Esta questão ganha ainda maior relevância quando se está a discutir qual o regime a definir quanto ao exercício da parentalidade em que os dois progenitores lutam por ficar com a residência dos filhos menores, mas um deles está acusado de crimes de violência doméstica em relação aos filhos e em relação ao outro/a progenitor/a dos mesmos.

Imaginemos que a determinada altura é questionada a uma testemunha a reação percecionada num dos filhos menores perante um momento supostamente aprazível vivenciado com o progenitor agressor -acusado de violência doméstica- e que a testemunha diz que a criança ficou aparentemente contente, mas não contou à mãe.

Imaginemos ainda que como comentário solto que se ouve nesse julgamento é precisamente o do juiz do processo que, a sorrir, diz “a criança é esperta” e que em ato imediato todos os que estão na sala de audiência desatam na rir na presença da mãe, vítima, que naquele preciso momento levanta a cabeça, com as lágrimas a cair pelo rosto, e diz em tom alto: “eu exijo respeito, este homem está acusado de violência doméstica”.

Suponhamos agora que esta situação, que não resultou da minha imaginação, mas antes de um caso real que me levou a sentir vergonha alheia, se passava consigo e que era vítima de violência doméstica. Consideraria como correta uma situação como a exposta?

A questão que se coloca é sem dúvida a de saber até que ponto os tribunais, que são o bastião da democracia, do local a que todos nós, cidadãos, podemos e devemos recorrer para lutarmos pelos nossos direitos, devem também ser o local onde se dá o exemplo do respeito pelos outros.

Os tribunais são ou não o local onde deve imperar o respeito pelo próximo e onde se deve ter uma especial sensibilidade e adequação com as vítimas de violência doméstica?!

O que parece é que quando uma vítima de violência doméstica é rotulada como praticante de alienação parental em relação aos filhos menores, não há acusação do Ministério Público nem testemunhas que lhe possam valer.

Primeiramente, as vítimas têm de apresentar indícios da sua verdade ao tribunal, já que a presunção da sua verdade é manifestamente insuficiente perante o princípio da presunção de inocência nos processos-crime, o que lhes é penoso face à situação de fragilidade em que se encontram e que nem sempre alcançam.

Mas, mesmo quando as vítimas de violência doméstica conseguem almejar uma acusação do Ministério Público, para efeito dos processos de regulação do exercício das responsabilidades parentais, subsiste a ideia impregnada de que as vítimas de violência doméstica afastam os filhos do progenitor e que não permitem o seu salutar convívio. Da mesma forma que, as crianças continuam a não ser reconhecidas como vítimas dos progenitores agressores.

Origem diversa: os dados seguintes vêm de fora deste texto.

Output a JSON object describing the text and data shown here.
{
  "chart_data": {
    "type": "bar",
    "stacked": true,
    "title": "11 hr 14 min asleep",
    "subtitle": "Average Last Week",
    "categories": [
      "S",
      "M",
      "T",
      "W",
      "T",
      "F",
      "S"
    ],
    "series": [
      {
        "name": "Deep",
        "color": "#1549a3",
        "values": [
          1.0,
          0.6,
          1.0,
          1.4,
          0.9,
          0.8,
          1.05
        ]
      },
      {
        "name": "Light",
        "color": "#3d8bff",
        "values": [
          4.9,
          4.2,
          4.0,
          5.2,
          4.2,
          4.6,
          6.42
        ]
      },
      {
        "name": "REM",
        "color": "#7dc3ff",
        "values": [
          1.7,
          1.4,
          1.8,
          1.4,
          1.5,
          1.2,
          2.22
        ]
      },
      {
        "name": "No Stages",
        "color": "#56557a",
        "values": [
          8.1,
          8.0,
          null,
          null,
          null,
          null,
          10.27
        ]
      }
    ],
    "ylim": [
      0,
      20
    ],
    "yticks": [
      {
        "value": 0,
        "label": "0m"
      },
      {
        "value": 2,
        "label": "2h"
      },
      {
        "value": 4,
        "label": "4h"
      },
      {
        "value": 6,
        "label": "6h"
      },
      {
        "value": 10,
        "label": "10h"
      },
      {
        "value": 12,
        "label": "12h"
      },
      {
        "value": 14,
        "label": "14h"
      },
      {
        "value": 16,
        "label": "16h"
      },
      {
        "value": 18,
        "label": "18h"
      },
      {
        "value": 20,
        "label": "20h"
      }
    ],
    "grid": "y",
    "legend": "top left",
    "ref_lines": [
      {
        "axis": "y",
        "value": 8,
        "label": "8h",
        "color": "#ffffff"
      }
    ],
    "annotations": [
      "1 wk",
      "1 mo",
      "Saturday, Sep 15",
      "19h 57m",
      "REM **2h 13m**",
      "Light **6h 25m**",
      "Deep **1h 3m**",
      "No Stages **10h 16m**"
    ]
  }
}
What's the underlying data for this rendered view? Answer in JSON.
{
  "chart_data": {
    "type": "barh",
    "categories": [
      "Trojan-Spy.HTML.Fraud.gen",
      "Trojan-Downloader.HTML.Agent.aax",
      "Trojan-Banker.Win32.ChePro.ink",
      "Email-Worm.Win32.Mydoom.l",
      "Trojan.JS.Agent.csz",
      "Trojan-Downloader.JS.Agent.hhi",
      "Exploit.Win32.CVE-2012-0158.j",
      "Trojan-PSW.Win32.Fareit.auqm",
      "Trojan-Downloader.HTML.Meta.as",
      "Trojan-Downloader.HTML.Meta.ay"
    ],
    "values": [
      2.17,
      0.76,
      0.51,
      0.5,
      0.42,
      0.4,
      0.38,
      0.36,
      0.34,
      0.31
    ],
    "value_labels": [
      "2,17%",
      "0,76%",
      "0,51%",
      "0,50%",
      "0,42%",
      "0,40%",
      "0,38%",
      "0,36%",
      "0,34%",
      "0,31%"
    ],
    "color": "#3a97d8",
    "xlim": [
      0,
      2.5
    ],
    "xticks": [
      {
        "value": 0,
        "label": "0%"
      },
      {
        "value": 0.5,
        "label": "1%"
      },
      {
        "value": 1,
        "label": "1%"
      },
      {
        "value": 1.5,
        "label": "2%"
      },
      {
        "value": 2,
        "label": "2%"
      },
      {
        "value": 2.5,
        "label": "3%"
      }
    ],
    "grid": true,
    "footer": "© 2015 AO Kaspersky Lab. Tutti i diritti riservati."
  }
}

Os comentários como o acima citado refletem precisamente o argumento falacioso da alienação parental com o ínsito argumento do conflito de lealdade que a criança sente em relação à vítima, tendencialmente a progenitora.

Não importará perceber as circunstâncias do caso concreto e sem se permitir que haja lugar a comentários e risos absolutamente humilhantes em relação a quem já é vítima?! E independentemente do que resulta ou não provado em audiência, não é suporto manter-se o respeito, a igualdade de tratamento das partes envolvidas e a total inexistência de opiniões e expressões que denotem o pensamento já pré-concebido a respeito do caso concreto?!

Esta é, sem dúvida, mais uma forma de qualquer vítima de violência doméstica ser também vítima do sistema e que não é de todo aceitável numa sociedade democrática que se diz respeitadora dos direitos humanos das mulheres e crianças e tem até um regime jurídico específico para a prevenção e combate à violência doméstica.

Quando nos perguntamos por que motivo existe uma descrença dos cidadãos na Justiça devemos, podemos concluir com certeza que esta é uma das fortes razões para tal sentimento.

Um artigo de opinião da Advogada Ana Leonor Marciano, especialista em Direitos Humanos, violência de género, violência doméstica, Direitos das crianças.